Wednesday, February 21, 2007

Thank You ceremony

Today I started my day by attending a Thank You Celebration at the Inokura Elementary School. I had been invited last week and though I hesitated to attend, in the end I thought since the kids were preparing a program then I had better go. I'm glad I did, though they made quite a fuss over those of us who were being "honored".

There must have been about 10 of us who attended and we first gathered in the Principal's office (with the Principal) until two children came to get us and lined us up in the order they had arranged. Then we were led single file to the gymnasium where the whole school body sat (on their haunches) waiting for us. As we entered the gymnasium to rousing music, the whole student body stood and we walked down an aisle in the middle and were led to our seats at the front (complete with name cards).

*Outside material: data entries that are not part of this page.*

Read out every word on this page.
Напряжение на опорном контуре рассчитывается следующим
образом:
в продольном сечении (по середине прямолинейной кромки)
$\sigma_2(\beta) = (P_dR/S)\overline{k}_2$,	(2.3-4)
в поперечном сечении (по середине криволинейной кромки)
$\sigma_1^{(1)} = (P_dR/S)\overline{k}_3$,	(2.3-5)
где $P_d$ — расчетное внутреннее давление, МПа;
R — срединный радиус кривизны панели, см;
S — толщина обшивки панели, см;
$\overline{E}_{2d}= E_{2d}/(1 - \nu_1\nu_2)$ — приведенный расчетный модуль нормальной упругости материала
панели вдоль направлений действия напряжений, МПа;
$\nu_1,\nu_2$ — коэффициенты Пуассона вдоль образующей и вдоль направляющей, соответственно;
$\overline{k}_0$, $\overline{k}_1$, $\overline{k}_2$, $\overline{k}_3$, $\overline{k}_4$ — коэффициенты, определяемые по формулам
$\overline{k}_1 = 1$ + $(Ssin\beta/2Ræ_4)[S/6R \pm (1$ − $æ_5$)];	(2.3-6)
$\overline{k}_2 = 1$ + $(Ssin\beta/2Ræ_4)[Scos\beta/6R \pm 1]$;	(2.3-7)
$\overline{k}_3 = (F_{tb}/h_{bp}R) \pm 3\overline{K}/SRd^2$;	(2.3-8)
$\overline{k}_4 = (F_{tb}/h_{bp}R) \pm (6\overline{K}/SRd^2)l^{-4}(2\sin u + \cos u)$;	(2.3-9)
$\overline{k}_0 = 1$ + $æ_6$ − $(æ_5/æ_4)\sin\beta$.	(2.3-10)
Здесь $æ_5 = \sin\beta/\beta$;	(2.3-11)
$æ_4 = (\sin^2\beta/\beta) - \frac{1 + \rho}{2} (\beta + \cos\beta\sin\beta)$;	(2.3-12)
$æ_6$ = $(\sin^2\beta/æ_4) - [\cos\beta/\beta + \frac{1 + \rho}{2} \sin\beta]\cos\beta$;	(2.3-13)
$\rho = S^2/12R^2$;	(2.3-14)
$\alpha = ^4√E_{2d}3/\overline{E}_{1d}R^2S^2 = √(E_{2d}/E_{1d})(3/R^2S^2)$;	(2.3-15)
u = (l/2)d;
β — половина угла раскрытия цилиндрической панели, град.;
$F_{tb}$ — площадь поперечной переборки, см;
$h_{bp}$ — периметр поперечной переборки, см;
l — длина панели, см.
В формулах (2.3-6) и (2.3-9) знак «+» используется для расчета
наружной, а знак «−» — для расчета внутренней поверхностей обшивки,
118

Each time someone was ready to speak formally, the moderator would tell the kids "Adjust your posture" meaning sit up straight and show respect and the kids would straighten up a bit while the speaker gave his or her speech. First one of the sixth graders formally announced the beginning of the ceremony. Next, the Principal spoke and reminded the kids that they were supported by many volunteers who gave their time. Next, three children read their speeches thanking us for volunteering and making some mention of the reason for their gratitude. Then the whole school perfomed a song for us. Two of the volunteers gave simple speeches expressing their honor at being focused upon and finally each volunteer was given an envelope with a stack of letters from the children and then a lovely basket of flowers. One sixth grader announced the end of the ceremony and then we volunteers filed out down the middle aisle again amidst applause from the children. I felt like I was a bride at a wedding!

I only knew two of the other volunteers, the two other ladies who do crosswalk "duty" with me, but there was an older man who is a volunteer policeman and he stands in front of the school every day. The other ladies were part of a group that goes once a week and reads from story books to each class for 15 minutes. This is a very popular activity in Japanese schools these days. Parents and grandparents will volunteer to bring a story book and before the day begins will read it to the class.

Anyway, I will read my stack of letters this evening and already I have put my flowers in the entryway and they brighten up the spot beautifully!